Какие же именно типы героя мы способны встретить в любой мифологии - ну, или почти в любой? Понятно, что они там неравномерно могут присутствовать. В такой галерее мифологических героев самым распространенным, наверное, будет герой богатырского типа - воин-заступник. К таким относятся, конечно, древнегреческий Геракл, британский Беовульф, ирландский Кухулин, герои великих азиатских эпопей и множество им подобных. И историческая жизнь такого героя очень протяженная: от второго тысячелетия до нашей эры, когда возник Гильгамеш ("Эпос о Гильгамеше") до средневековых героев русских былин - былин, по крайней мере.

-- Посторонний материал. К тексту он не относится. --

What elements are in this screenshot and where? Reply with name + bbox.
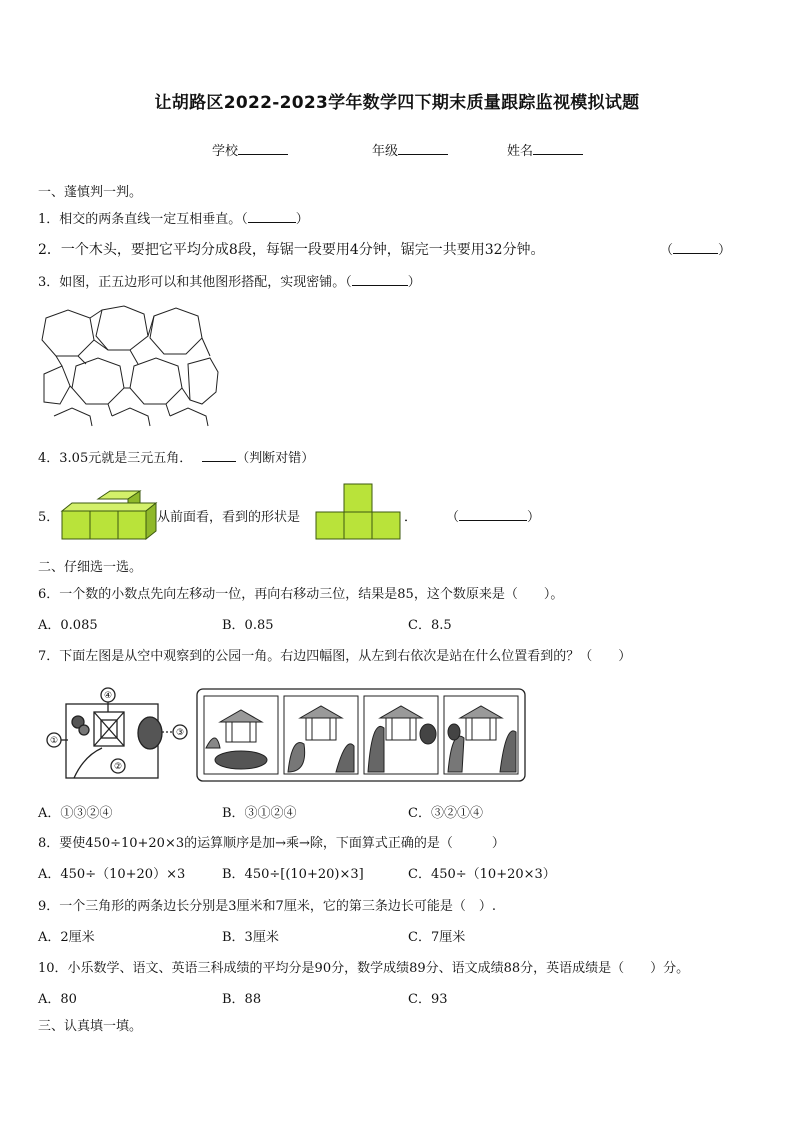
q6-option-b[interactable]: B．0.85 bbox=[222, 618, 274, 633]
q6-option-a[interactable]: A．0.085 bbox=[38, 618, 98, 633]
cube-stack-3d-icon bbox=[60, 493, 156, 541]
q9-option-a[interactable]: A．2厘米 bbox=[38, 930, 95, 945]
question-7: 7．下面左图是从空中观察到的公园一角。右边四幅图，从左到右依次是站在什么位置看到的？（ ） bbox=[38, 649, 632, 664]
answer-blank[interactable] bbox=[459, 509, 527, 521]
map-label-1: ① bbox=[49, 736, 59, 746]
q8-option-c[interactable]: C．450÷（10+20×3） bbox=[408, 867, 556, 882]
question-10: 10．小乐数学、语文、英语三科成绩的平均分是90分，数学成绩89分、语文成绩88分，英语成绩是（ ）分。 bbox=[38, 961, 690, 976]
question-6: 6．一个数的小数点先向左移动一位，再向右移动三位，结果是85，这个数原来是（ ）。 bbox=[38, 587, 564, 602]
q7-option-c[interactable]: C．③②①④ bbox=[408, 806, 483, 821]
question-8: 8．要使450÷10+20×3的运算顺序是加→乘→除，下面算式正确的是（ ） bbox=[38, 836, 505, 851]
page-title: 让胡路区2022-2023学年数学四下期末质量跟踪监视模拟试题 bbox=[154, 93, 640, 113]
answer-blank[interactable] bbox=[352, 274, 408, 286]
q10-option-b[interactable]: B．88 bbox=[222, 992, 262, 1007]
q10-option-a[interactable]: A．80 bbox=[38, 992, 77, 1007]
q9-option-c[interactable]: C．7厘米 bbox=[408, 930, 466, 945]
grade-field[interactable]: 年级 bbox=[372, 140, 448, 159]
pentagon-star-tessellation-icon bbox=[42, 308, 218, 426]
question-5-dot: ． bbox=[404, 510, 418, 525]
pavilion-views-icon bbox=[196, 688, 526, 782]
park-map-icon bbox=[44, 686, 194, 782]
answer-blank[interactable] bbox=[202, 450, 236, 462]
question-9: 9．一个三角形的两条边长分别是3厘米和7厘米，它的第三条边长可能是（ ）. bbox=[38, 899, 496, 914]
q6-option-c[interactable]: C．8.5 bbox=[408, 618, 452, 633]
question-5-number: 5． bbox=[38, 510, 60, 525]
q7-option-b[interactable]: B．③①②④ bbox=[222, 806, 297, 821]
question-3: 3．如图，正五边形可以和其他图形搭配，实现密铺。（ ） bbox=[38, 275, 421, 290]
section-1-heading: 一、蓬慎判一判。 bbox=[38, 185, 143, 200]
map-label-4: ④ bbox=[103, 691, 113, 701]
question-5-answer: （ ） bbox=[446, 510, 541, 525]
question-5-text: 从前面看，看到的形状是 bbox=[157, 510, 301, 525]
map-label-2: ② bbox=[113, 762, 123, 772]
section-3-heading: 三、认真填一填。 bbox=[38, 1019, 143, 1034]
question-2-answer: （ ） bbox=[660, 243, 732, 258]
map-label-3: ③ bbox=[175, 728, 185, 738]
q7-option-a[interactable]: A．①③②④ bbox=[38, 806, 113, 821]
question-2: 2．一个木头，要把它平均分成8段，每锯一段要用4分钟，锯完一共要用32分钟。 bbox=[38, 242, 545, 258]
section-2-heading: 二、仔细选一选。 bbox=[38, 560, 143, 575]
question-4: 4．3.05元就是三元五角． （判断对错） bbox=[38, 451, 315, 466]
name-field[interactable]: 姓名 bbox=[507, 140, 583, 159]
q9-option-b[interactable]: B．3厘米 bbox=[222, 930, 279, 945]
q10-option-c[interactable]: C．93 bbox=[408, 992, 448, 1007]
q8-option-a[interactable]: A．450÷（10+20）×3 bbox=[38, 867, 186, 882]
school-field[interactable]: 学校 bbox=[212, 140, 288, 159]
front-view-shape-icon bbox=[316, 484, 400, 540]
answer-blank[interactable] bbox=[673, 242, 718, 254]
answer-blank[interactable] bbox=[248, 211, 296, 223]
q8-option-b[interactable]: B．450÷[(10+20)×3] bbox=[222, 867, 364, 882]
question-1: 1．相交的两条直线一定互相垂直。（ ） bbox=[38, 212, 309, 227]
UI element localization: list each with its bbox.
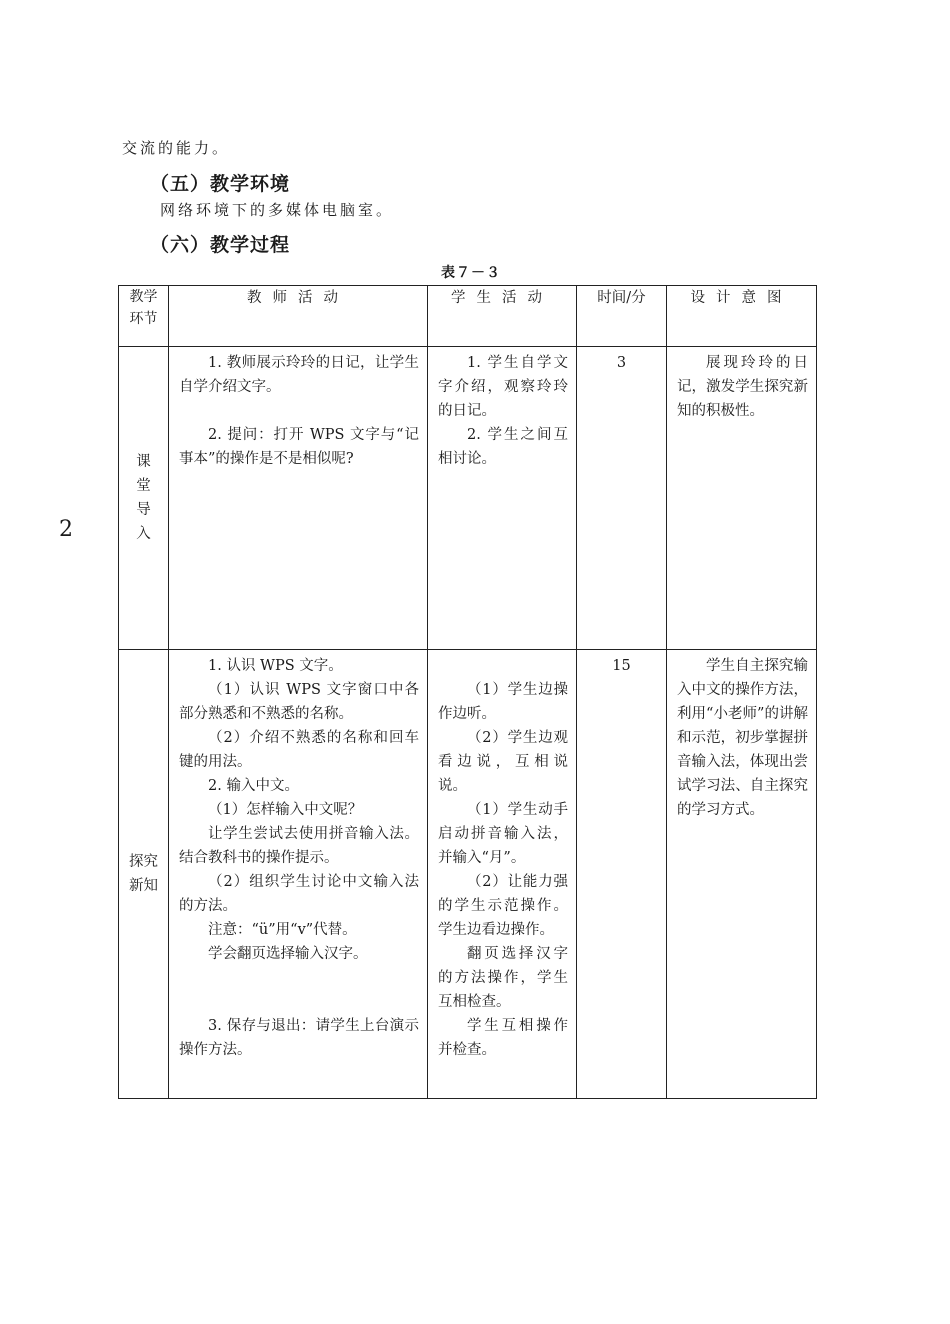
student-activity-cell xyxy=(428,650,577,1099)
table-caption: 表７－３ xyxy=(441,265,501,281)
header-stage xyxy=(119,286,169,347)
student-step: 2. 学生之间互相讨论。 xyxy=(438,427,568,467)
intent-text: 学生自主探究输入中文的操作方法，利用“小老师”的讲解和示范，初步掌握拼音输入法，体现出尝试学习法、自主探究的学习方式。 xyxy=(677,658,808,818)
page-number: 2 xyxy=(59,517,73,542)
design-intent-cell xyxy=(667,347,817,650)
stage-char: 入 xyxy=(136,526,151,542)
student-step: （2）让能力强的学生示范操作。学生边看边操作。 xyxy=(438,874,568,938)
design-intent-cell xyxy=(667,650,817,1099)
stage-line2: 新知 xyxy=(129,878,158,894)
teacher-step: 1. 教师展示玲玲的日记，让学生自学介绍文字。 xyxy=(179,355,419,395)
stage-cell-intro xyxy=(119,347,169,650)
stage-cell-explore xyxy=(119,650,169,1099)
student-step: 翻页选择汉字的方法操作，学生互相检查。 xyxy=(438,946,568,1010)
header-time: 时间/分 xyxy=(577,286,667,347)
section5-body: 网络环境下的多媒体电脑室。 xyxy=(160,201,395,219)
student-activity-cell xyxy=(428,347,577,650)
section5-heading: （五）教学环境 xyxy=(150,173,291,195)
stage-char: 导 xyxy=(136,502,151,518)
student-step: （1）学生边操作边听。 xyxy=(438,682,568,722)
table-row xyxy=(119,650,817,1099)
time-cell: 15 xyxy=(577,650,667,1099)
student-step: （1）学生动手启动拼音输入法，并输入“月”。 xyxy=(438,802,568,866)
teacher-step: 1. 认识 WPS 文字。 xyxy=(208,658,343,674)
stage-char: 课 xyxy=(136,454,151,470)
student-step: 学生互相操作并检查。 xyxy=(438,1018,568,1058)
teacher-step: 让学生尝试去使用拼音输入法。结合教科书的操作提示。 xyxy=(179,826,419,866)
section6-heading: （六）教学过程 xyxy=(150,234,291,256)
header-design-intent: 设计意图 xyxy=(667,286,817,347)
stage-line1: 探究 xyxy=(129,854,158,870)
teacher-step: （2）介绍不熟悉的名称和回车键的用法。 xyxy=(179,730,419,770)
table-row xyxy=(119,347,817,650)
header-teacher-activity: 教师活动 xyxy=(169,286,428,347)
teacher-step: （2）组织学生讨论中文输入法的方法。 xyxy=(179,874,419,914)
teacher-activity-cell xyxy=(169,650,428,1099)
teacher-step: 注意：“ü”用“v”代替。 xyxy=(208,922,357,938)
teacher-step: （1）认识 WPS 文字窗口中各部分熟悉和不熟悉的名称。 xyxy=(179,682,419,722)
header-student-activity: 学生活动 xyxy=(428,286,577,347)
teacher-step: （1）怎样输入中文呢？ xyxy=(208,802,363,818)
student-step: 1. 学生自学文字介绍，观察玲玲的日记。 xyxy=(438,355,568,419)
stage-char: 堂 xyxy=(136,478,151,494)
header-stage-line2: 环节 xyxy=(129,311,158,327)
intent-text: 展现玲玲的日记，激发学生探究新知的积极性。 xyxy=(677,355,808,419)
teacher-step: 2. 输入中文。 xyxy=(208,778,299,794)
time-cell: 3 xyxy=(577,347,667,650)
student-step: （2）学生边观看边说，互相说说。 xyxy=(438,730,568,794)
header-stage-line1: 教学 xyxy=(129,289,158,305)
teaching-process-table xyxy=(118,285,817,1099)
teacher-step: 2. 提问：打开 WPS 文字与“记事本”的操作是不是相似呢? xyxy=(179,427,419,467)
teacher-activity-cell xyxy=(169,347,428,650)
table-header-row xyxy=(119,286,817,347)
teacher-step: 3. 保存与退出：请学生上台演示操作方法。 xyxy=(179,1018,419,1058)
intro-line: 交流的能力。 xyxy=(122,139,231,157)
teacher-step: 学会翻页选择输入汉字。 xyxy=(208,946,368,962)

Ну, с этим типом, как будто бы, все ясно.

Вторым номером в такой типологии нужно бы отметить героя-мудреца, героя-пророка, реформатора, весьма популярного в разных мифологиях, а потом переходящего, как-то естественно, в мировые религии. Вспомним библейских пророков и, собственно, Моисея; вспомним античного титана Прометея, даровавшего огонь; древнемексиканского пернатого змея Кетцалькоатля; кельтского Мерлина из предания Артуровского цикла.

Идем дальше. Отчетливо выделим тип героя-странника, который поражает воображение сверхчеловеческим пространством и невиданным опытом познаний, почерпнутых в этих странствиях. Таков Одиссей в античности, который, даже вернувшись на Итаку в конце, как мы помним, не прекращает своего странствия: он сообщает Пенелопе о том, что гнев Посейдона продолжается; ему надо идти дальше, пока он не найдет такой земли, - а он должен идти с веслом на плече, - где человек, не ведавший моря, скажет ему: что это за лопату ты несешь на плече? Ну, такие земли, наверное, есть, но, вполне возможно, что Одиссею прийдется странствовать вечно. По крайней мере, в нашем сознании он остается в пути. Гильгамеш, помимо своей воинской ипостаси, предстает великим странником, потому что он отправляется добывать людям бессмертие. Арабский Синдбад; герои ирландских скел, или саг, о чудесных плаваниях - это героические личности. И они, конечно, дошли до 20 века: открытие Северного Полюса, Южного Полюса, на ногах или на самолете, на чем угодно - это героический тип личности. "Люди железные, заживо зревшие область Аида", - говорит Гомер о спутниках Одиссея. Ну, все, кто смотрел гениальный фильм "Белое Солнце пустыни", в Федоре Сухове узнает Одиссея: путь домой приводит куда-то обратно, к новым приключениям, которые задерживают героя. В этом он нам и интересен.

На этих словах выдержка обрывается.